Do people take what they read over Twitter as fact or opinion? That's one of the issues of contention in a lawsuit by designer Dawn Simorangkir against Courtney Love, over allegedly false tweets Love sent to her 40,000+ followers.
The Hollywood Reporter reports that Simorangkir was demanding payment from Love for several thousand dollars worth of clothes, and Love responded (not at all unusually for her) by blasting her over Twitter.
Beginning March 17, 2009, Love announced to her followers that Simorangkir was a
...drug-pushing prostitute with a history of assault and battery who lost custody of her own child and capitalized on Love's fame before stealing from her. "She has received a VAST amount of money from me over 40,000 dollars and I do not make people famous and get raped TOO!" Love wrote.

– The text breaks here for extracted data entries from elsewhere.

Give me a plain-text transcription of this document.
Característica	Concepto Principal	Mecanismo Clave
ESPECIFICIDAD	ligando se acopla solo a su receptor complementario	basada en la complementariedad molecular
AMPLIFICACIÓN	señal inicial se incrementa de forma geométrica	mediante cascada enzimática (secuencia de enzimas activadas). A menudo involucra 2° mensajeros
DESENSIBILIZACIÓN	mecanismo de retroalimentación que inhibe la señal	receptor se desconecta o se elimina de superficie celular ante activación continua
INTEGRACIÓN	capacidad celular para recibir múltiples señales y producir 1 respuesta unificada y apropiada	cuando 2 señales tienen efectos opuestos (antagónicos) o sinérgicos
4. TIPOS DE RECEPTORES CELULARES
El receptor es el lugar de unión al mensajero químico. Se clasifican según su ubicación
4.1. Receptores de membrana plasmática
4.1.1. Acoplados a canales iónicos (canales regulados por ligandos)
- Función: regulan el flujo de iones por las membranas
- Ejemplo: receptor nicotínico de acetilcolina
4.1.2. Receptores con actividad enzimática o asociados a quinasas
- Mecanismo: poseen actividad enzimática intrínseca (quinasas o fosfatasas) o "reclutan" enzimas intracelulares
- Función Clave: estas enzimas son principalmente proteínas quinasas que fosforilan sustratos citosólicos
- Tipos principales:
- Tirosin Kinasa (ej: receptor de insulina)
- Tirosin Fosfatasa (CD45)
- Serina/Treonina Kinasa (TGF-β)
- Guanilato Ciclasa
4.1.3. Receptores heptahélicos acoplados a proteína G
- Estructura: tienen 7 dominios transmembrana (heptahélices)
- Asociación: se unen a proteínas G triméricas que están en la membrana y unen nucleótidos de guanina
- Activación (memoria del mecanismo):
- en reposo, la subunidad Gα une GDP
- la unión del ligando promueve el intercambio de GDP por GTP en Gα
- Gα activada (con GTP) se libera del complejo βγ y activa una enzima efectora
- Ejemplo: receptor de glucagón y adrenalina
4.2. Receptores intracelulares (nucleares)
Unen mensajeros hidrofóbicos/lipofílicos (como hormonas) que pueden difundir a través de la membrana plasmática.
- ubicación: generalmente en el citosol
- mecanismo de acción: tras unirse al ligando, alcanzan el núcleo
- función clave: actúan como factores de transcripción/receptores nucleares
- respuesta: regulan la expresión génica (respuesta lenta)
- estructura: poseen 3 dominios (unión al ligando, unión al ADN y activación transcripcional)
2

Now Simorangkir is suing Love for defamation on the basis that these intentionally false statements destroyed her fashion career, thus entitling her to enormous damages, potentially millions of dollars.
This trial, set to begin January 18th in Los Angeles, is the first major trial about a celebrity's tweets, and lawyers for both Love and Simorangkir will have to demonstrate whether the typical Twitter user would interpret Love's tweets as facts or opinion.
The case will bring up key issues as to whether Twitter and other social media platforms can be used, particularly by public figures such as celebrities, to freely vent their opinions without fear of reprisal, or if they are regarded as credible news sources and thus should be employed with some responsibility.
Folks who might want to pay particularly close attention to this lawsuit include: Sarah Palin, Keith Olbermann, and Andrew Breitbart.